Stimulus Preserves Jobs, But Additional Action Needed to Create More Jobs
Editor’s Note: The following analysis is provided to Pennsylvania reporters as part of the Keystone Research Center’s ongoing tracking of the health of the state economy. Keystone is also launching PA Economy Track, an online resource for up-to-date analysis of Pennsylvania’s employment situation. Find it at http://keystoneresearch.org/issues-guides/pa-economy-track/. For ongoing analysis of the Pennsylvania economy, visit http://www.papolicyblog.com.
HARRISBURG, PA (Dec. 4, 2009) – The national job market showed some signs of improvement in November, as total nonfarm employment fell by just 11,000 jobs and the unemployment rate fell to 10%, according to the U.S. Labor Department.
“Although the labor market in Pennsylvania is the weakest it has been since the grim early 1980s, there has been a remarkable decrease in the monthly rate of job loss since the 1st quarter of this year when we were losing more than 25,000 jobs a month; in the last three months, we have been losing about 4,000 jobs a month,” said Mark Price, Ph.D., Labor Economist for the Keystone Research Center.
Estimates released this week by the nonpartisan Congressional Budget Office (CBO) suggest this sharp improvement in the economy is due in large part to the American Recovery and Reinvestment Act (ARRA). Dr. Price noted that the CBO estimates suggest there were between 25,000 and 65,000 more jobs in Pennsylvania in the 3rd quarter than there would have been in the absence of the economic recovery package.

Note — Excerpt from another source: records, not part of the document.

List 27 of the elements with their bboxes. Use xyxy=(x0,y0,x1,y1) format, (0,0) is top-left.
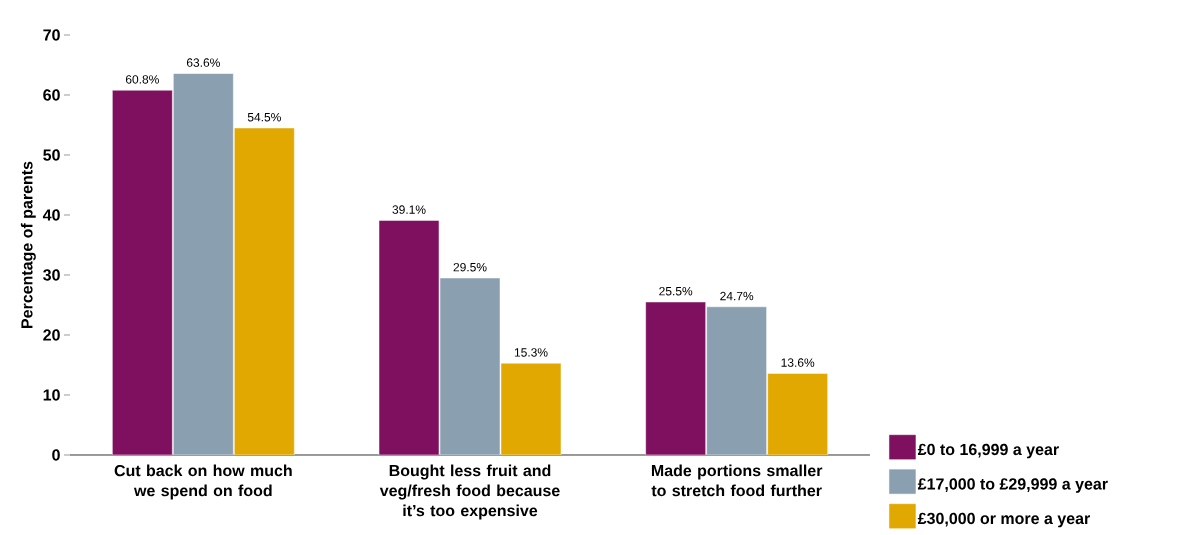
data-label: 24.7% xyxy=(720,291,754,301)
bar xyxy=(173,73,234,455)
y-tick-label: 50 xyxy=(43,149,60,161)
y-tick-label: 70 xyxy=(43,29,60,41)
data-label: 63.6% xyxy=(186,58,220,67)
x-tick-label: Made portions smaller to stretch food further xyxy=(651,464,823,497)
y-tick-label: 60 xyxy=(43,89,60,101)
data-label: 54.5% xyxy=(247,113,281,122)
y-tick-label: 30 xyxy=(43,269,60,281)
data-label: 60.8% xyxy=(125,75,159,84)
data-label: 15.3% xyxy=(514,348,548,357)
legend-label: £17,000 to £29,999 a year xyxy=(917,478,1108,493)
y-axis-title: Percentage of parents xyxy=(20,161,36,328)
data-label: 25.5% xyxy=(659,286,693,296)
y-tick-label: 0 xyxy=(52,449,60,461)
x-tick-label: Bought less fruit and veg/fresh food because it’s too expensive xyxy=(379,464,560,520)
data-label: 39.1% xyxy=(392,205,426,214)
data-label: 13.6% xyxy=(781,358,815,367)
y-tick-label: 20 xyxy=(43,329,60,341)
legend-label: £0 to 16,999 a year xyxy=(917,443,1059,459)
legend-label: £30,000 or more a year xyxy=(917,512,1090,528)
x-tick-label: Cut back on how much we spend on food xyxy=(114,464,292,500)
data-label: 29.5% xyxy=(453,262,487,272)
y-tick-label: 40 xyxy=(42,209,60,221)
y-tick-label: 10 xyxy=(43,389,60,401)
bar xyxy=(706,306,767,455)
bar xyxy=(439,277,501,455)
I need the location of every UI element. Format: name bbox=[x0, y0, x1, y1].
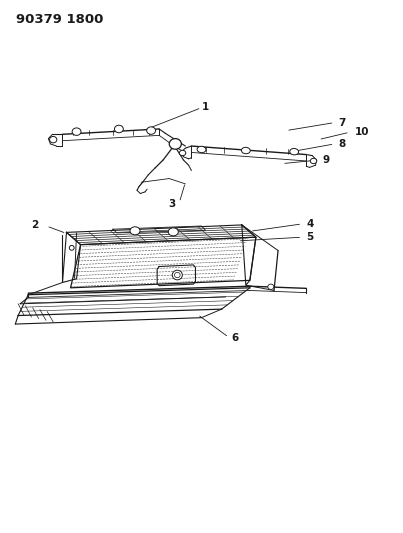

“Although we’d be in much worse shape without the recovery package, the staggering number of people unable to find enough work makes it clear that the stimulus was too small to counter the most severe collapse in the private sector in more than a generation,” said Dr. Price.
In the 3rd quarter, Pennsylvania’s underemployment rate, which includes the unemployed, workers unable to find full-time work, and other jobless individuals, stood at 14.2%, meaning more than 900,000 people in the Commonwealth are either unemployed or underemployed, Dr. Price noted.
See Figure 1 below for an illustration of the deceleration of job loss in Pennsylvania. See Figure 2 for a breakdown of the increase in the number of the underemployed in the state since the recession began.


“With all signs pointing to a prolonged period of joblessness for hundreds of thousands of Pennsylvanians, further efforts to put people back to work are desperately needed,” said Stephen Herzenberg, Ph.D., Economist and Executive Director of the Keystone Research Center. “Failure to spur further job creation threatens to drive increasing numbers of families into poverty, a result which has been shown to hurt the educational achievement of young children. Joblessness also threatens to lead companies to pare back their investments in training and research and development. These are all outcomes that scar the economy by undermining the innovation which is critical to our long-term economic growth.”
Dr. Herzenberg said he was encouraged by the Obama Administration’s recent focus on the need for job creation and called for quick adoption of a job creation plan which incorporates four broad areas:
• Extend the safety net for people who lost their jobs over the last year or are in need of additional food aid.
• Quickly provide additional relief to state and local governments to prevent another debilitating wave of job losses in local communities.
• Take a page from the New Deal and create a public service jobs program to put people back to work over the next six months cleaning up blighted neighborhoods, staffing emergency food programs, caring for the young in child care centers, and renovating and maintaining parks and other public spaces.
• Continue to make other strategic investments in our economy, such as in transportation, school construction, and the green economy.
• Promote tax credits for private sector employers that reduce workers’ hours of work while keeping their pay unchanged, or for employers that create jobs including on-the-job skills training.
The Keystone Research Center (KRC) is a nonprofit, nonpartisan research organization that promotes a more prosperous and equitable Pennsylvania economy.